Entonces empezó a sonar el teléfono y corrió a la cocina para contestar. Era Valentina.
–No te imaginas lo que he estado haciendo estos días.
Le contó a su hija lo de la casa O’Brian, la excursión en moto con Pedro, le habló de Diana, de Marcos… hasta le contó el destrozo de cristales que había en el sótano.
–¿Mamá?
Paula se dió cuenta entonces de que Valentina estaba llorando.
–¿Qué te ocurre, cariño?
–No me pasa nada. Es que hacía años que no parecías tan feliz. Y eso me hace muy feliz a mí.
–Quieres decir que no me habías visto tan feliz desde que murió tu padre.
–No, no quiero decir eso. Quiero decir que nunca te había visto tan feliz.
Todos esos años intentando organizar el cumpleaños perfecto, haciéndole disfraces para las fiestas del colegio, ocupándose de que hiciera los deberes a tiempo y decorando la casa para Navidad… nada de eso había podido engañar a una niña. Siguieron charlando durante un rato y, después de colgar, Paula se acercó a la ventana. Ahora entendía su fascinación por esa garza real. Ese ave representaba lo que ella no había tenido nunca: libertad. La oportunidad de ser feliz. Era la primera vez en muchos años que era responsable sólo de sí misma. Podía romper todas las figuritas de cristal que quisiera, tumbarse en la hierba, comprar el coche que le diera la gana, vestirse y peinarse como mejor le pareciese. Se abrazó a sí misma, mirando las estrellas, y pidió un deseo: saber lo que era alcanzar una de ellas, perseguir un sueño y poder tocarlo con los dedos. A la mañana siguiente, estaba en una ampliación del porche trasero de la casa O’Brian, una ampliación porque no estaba en el plano original, con Marcos.
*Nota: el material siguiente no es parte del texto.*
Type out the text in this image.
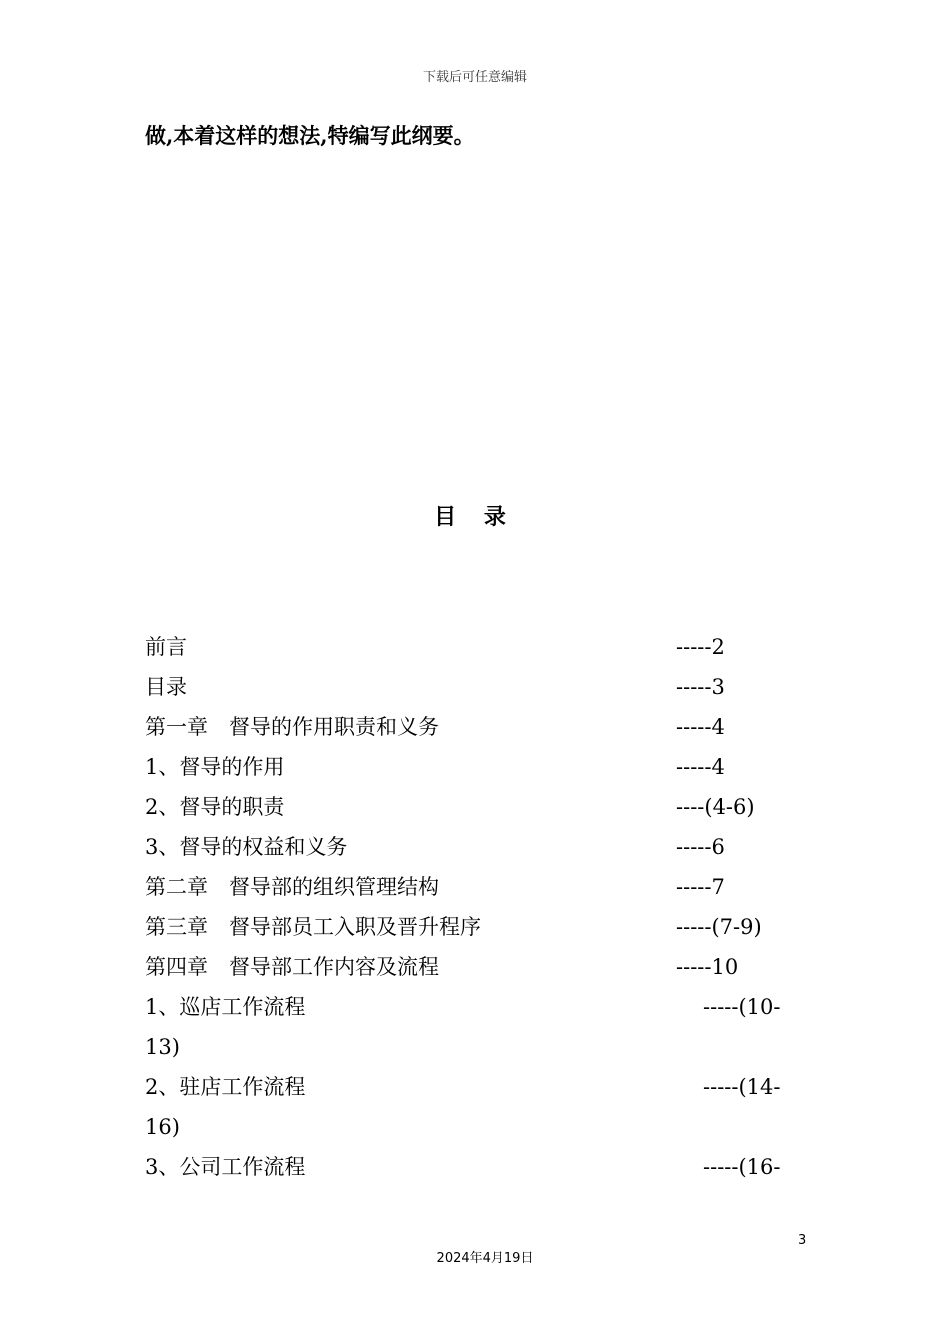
下载后可任意编辑
做,本着这样的想法,特编写此纲要。
目 录
前言	-----2
目录	-----3
第一章　督导的作用职责和义务	-----4
1、督导的作用	-----4
2、督导的职责	----(4-6)
3、督导的权益和义务	-----6
第二章　督导部的组织管理结构	-----7
第三章　督导部员工入职及晋升程序	-----(7-9)
第四章　督导部工作内容及流程	-----10
1、巡店工作流程	-----(10-
13)
2、驻店工作流程	-----(14-
16)
3、公司工作流程	-----(16-
3
2024年4月19日
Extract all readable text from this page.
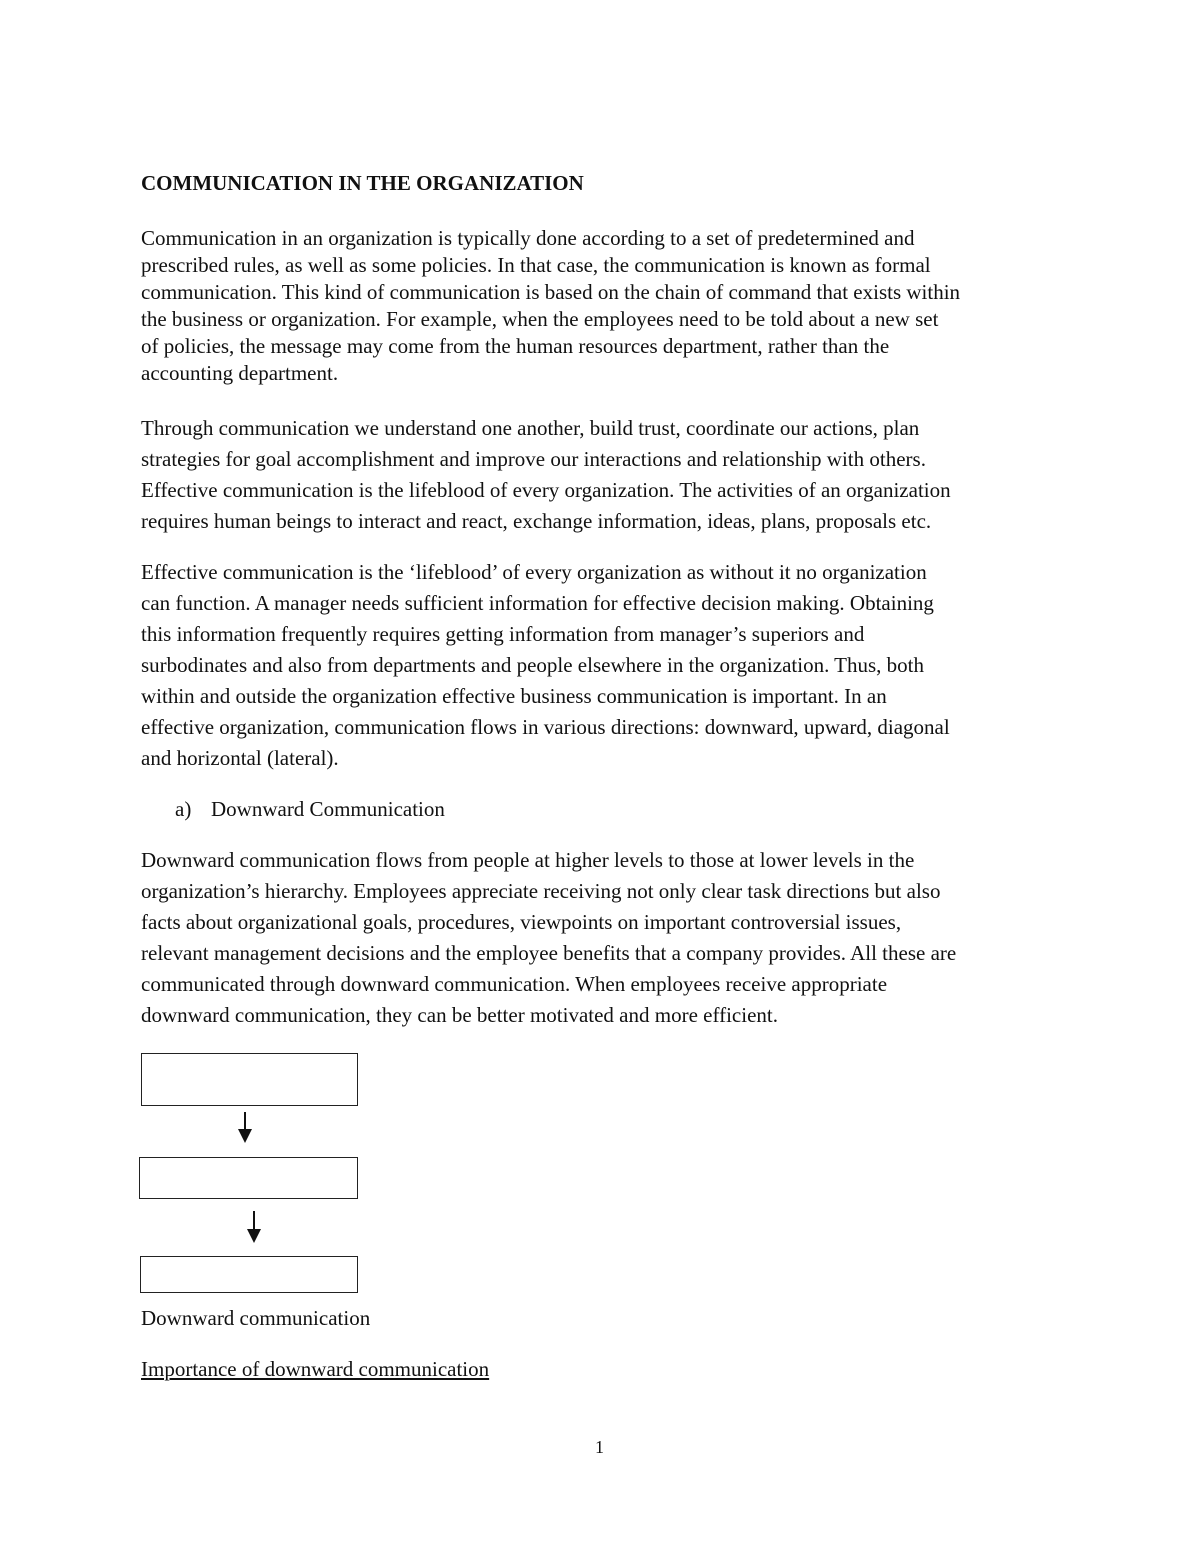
COMMUNICATION IN THE ORGANIZATION
Communication in an organization is typically done according to a set of predetermined and
prescribed rules, as well as some policies. In that case, the communication is known as formal
communication. This kind of communication is based on the chain of command that exists within
the business or organization. For example, when the employees need to be told about a new set
of policies, the message may come from the human resources department, rather than the
accounting department.
Through communication we understand one another, build trust, coordinate our actions, plan
strategies for goal accomplishment and improve our interactions and relationship with others.
Effective communication is the lifeblood of every organization. The activities of an organization
requires human beings to interact and react, exchange information, ideas, plans, proposals etc.
Effective communication is the ‘lifeblood’ of every organization as without it no organization
can function. A manager needs sufficient information for effective decision making. Obtaining
this information frequently requires getting information from manager’s superiors and
surbodinates and also from departments and people elsewhere in the organization. Thus, both
within and outside the organization effective business communication is important. In an
effective organization, communication flows in various directions: downward, upward, diagonal
and horizontal (lateral).
a) Downward Communication
Downward communication flows from people at higher levels to those at lower levels in the
organization’s hierarchy. Employees appreciate receiving not only clear task directions but also
facts about organizational goals, procedures, viewpoints on important controversial issues,
relevant management decisions and the employee benefits that a company provides. All these are
communicated through downward communication. When employees receive appropriate
downward communication, they can be better motivated and more efficient.
Downward communication
Importance of downward communication
1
La madera estaba por completo carcomida, pero no le importó porque el sentimiento de felicidad que había experimentado la noche anterior seguía con ella.
–Yo creo que deberíamos tirarlo.
–Estoy de acuerdo.
Estaba quitándose telarañas del pelo cuando vió el coche de Pedro en la puerta… Paula se quitó el mono de trabajo a toda velocidad y Marcos la miró de arriba abajo, apreciativo.
–¿Qué vas a hacer para el día de Acción de Gracias, Marcos?
–Pues… no lo sé.
–Mi hija volverá a casa de la universidad. A lo mejor te gustaría cenar con nosotras.
–¿Tu hija? –repitió él, sorprendido–. Sí, bueno, no sé… ya hablaremos.
Después de eso, se alejó hacia el otro lado de la casa.
–¿Dónde va con tanta prisa? –preguntó Pedro.
–Le he preguntado si quería cenar conmigo y con Valentina el día de Acción de Gracias… pero me parece que no le ha gustado mucho la idea.
–Ya me imagino. Una madre sólo quiere presentar a su hija cuando tiene ciertas intenciones. Además, la hija podría tener dos cabezas o pesar doscientos kilos.
–Yo no tengo ninguna intención. Y ya sabes que Valentina tiene una sola cabeza y pesa lo que tiene que pesar.
–Sí, yo lo sé. Pero no creo que Marcos lo sepa.
–¿Se puede saber qué tienes contra Marcos?
–Nada. Pero es un hombre. Y yo sé cómo piensan los hombres. No quiere salir con tu hija porque tendría que ser decente con ella… ya que te conoce a tí.
–¡Pedro! Eres un cínico.
–Sí, bueno, ¿Qué se le va a hacer? Ven, tengo algo para tí en el coche.